Photo : Martin Labbé
Des négociations entre Couche-Tard et la Confédération des syndicats nationaux (CSN) ont été entamées pour mettre sur pied une première convention collective dans une succursale située à l'angle des rues Jean-Talon Est et d'Iberville, à Montréal.
D'après la centrale syndicale, ces négociations permettront d'améliorer les conditions de travail des salariés.
Les revendications des salariés incluent notamment l'application de la règle de l'ancienneté pour l'octroi des postes, le choix des vacances et des horaires de travail; le respect des lois sur la santé et la sécurité au travail; un « bouton de panique » relié à une centrale pour les urgences; un suivi psychologique en cas de vol à main armée, ainsi que des journées de maladie et des congés.
Selon le vice-président de la Fédération du commerce-CSN, David Bergeron-Cyr, ces demandes sont raisonnables. « Couche-Tard serait bien mal venue de prétendre qu'elle n'a pas les moyens d'offrir des conditions de travail décentes. Certes, cela implique des changements aux pratiques de Couche-Tard, mais l'ère de l'arbitraire patronal mur à mur est révolue », a-t-il souligné.
La Commission des relations du travail avait accrédité un syndicat CSN pour représenter les travailleurs du dépanneur Couche-Tard de la rue Jean-Talon en février dernier.

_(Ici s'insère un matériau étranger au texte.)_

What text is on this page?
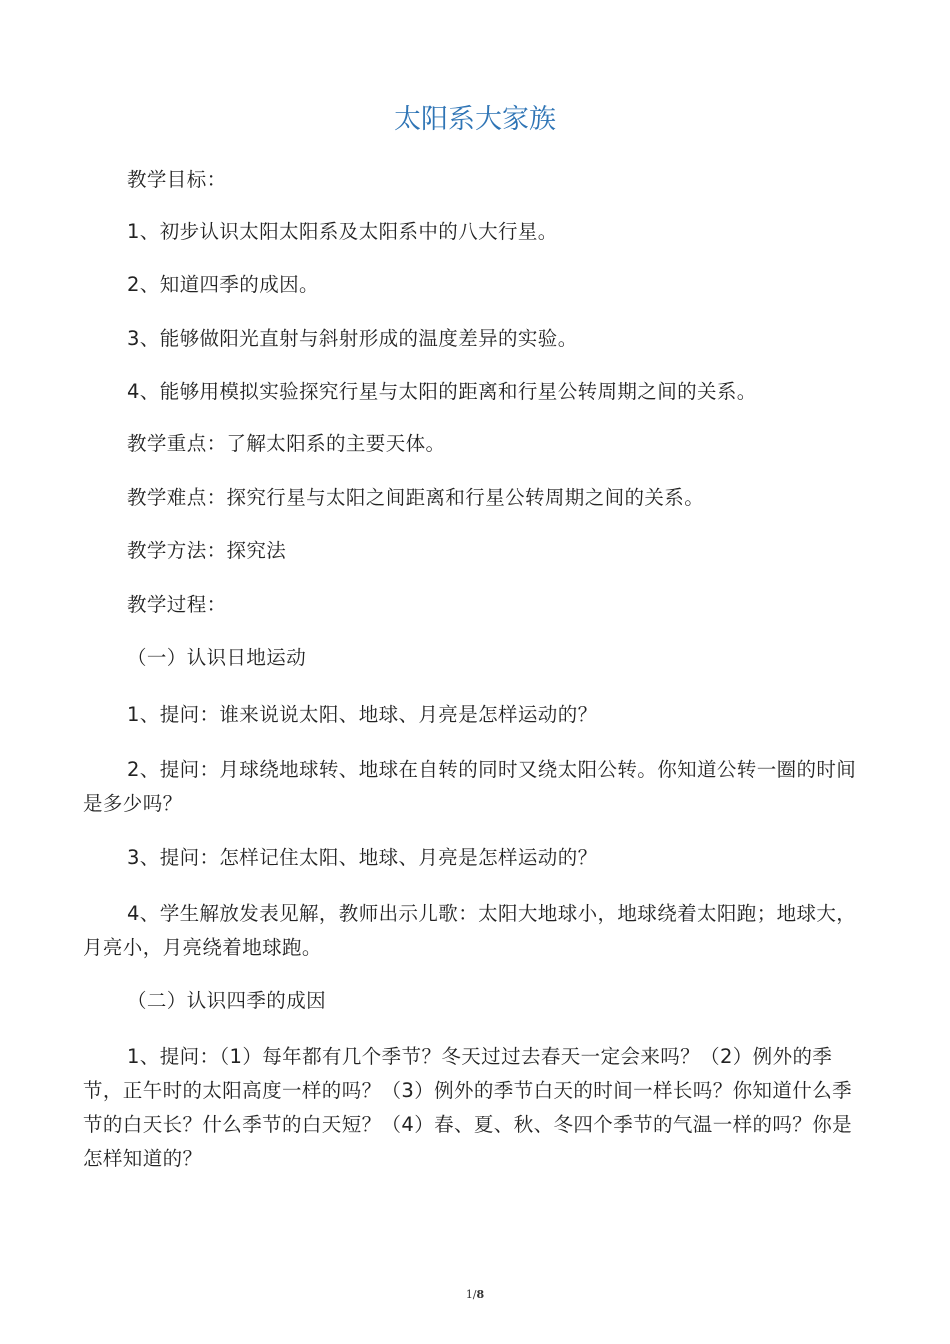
太阳系大家族

教学目标：

1、初步认识太阳太阳系及太阳系中的八大行星。

2、知道四季的成因。

3、能够做阳光直射与斜射形成的温度差异的实验。

4、能够用模拟实验探究行星与太阳的距离和行星公转周期之间的关系。

教学重点：了解太阳系的主要天体。

教学难点：探究行星与太阳之间距离和行星公转周期之间的关系。

教学方法：探究法

教学过程：

（一）认识日地运动

1、提问：谁来说说太阳、地球、月亮是怎样运动的？

2、提问：月球绕地球转、地球在自转的同时又绕太阳公转。你知道公转一圈的时间是多少吗？

3、提问：怎样记住太阳、地球、月亮是怎样运动的？

4、学生解放发表见解，教师出示儿歌：太阳大地球小，地球绕着太阳跑；地球大，月亮小，月亮绕着地球跑。

（二）认识四季的成因

1、提问：（1）每年都有几个季节？冬天过过去春天一定会来吗？（2）例外的季节，正午时的太阳高度一样的吗？（3）例外的季节白天的时间一样长吗？你知道什么季节的白天长？什么季节的白天短？（4）春、夏、秋、冬四个季节的气温一样的吗？你是怎样知道的？

1/8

Le dépanneur était ainsi devenu le premier de l'histoire du Québec à obtenir une accréditation syndicale.
Les deux autres magasins syndiqués de la chaîne, situés à Saint-Hubert et à Saint-Liboire, en Montérégie, entameront eux aussi des négociations sous peu.
Le Couche-Tard situé au coin des rues Saint-Denis et Beaubien, dont les employés étaient en démarche de syndicalisation depuis plusieurs semaines, a fermé ses portes au printemps.
L'entreprise soutient que sa fermeture était nécessaire par manque de rentabilité, mais les employés y voyaient plutôt une manoeuvre antisyndicale. La CSN avait dénoncé sa fermeture en mai dernier.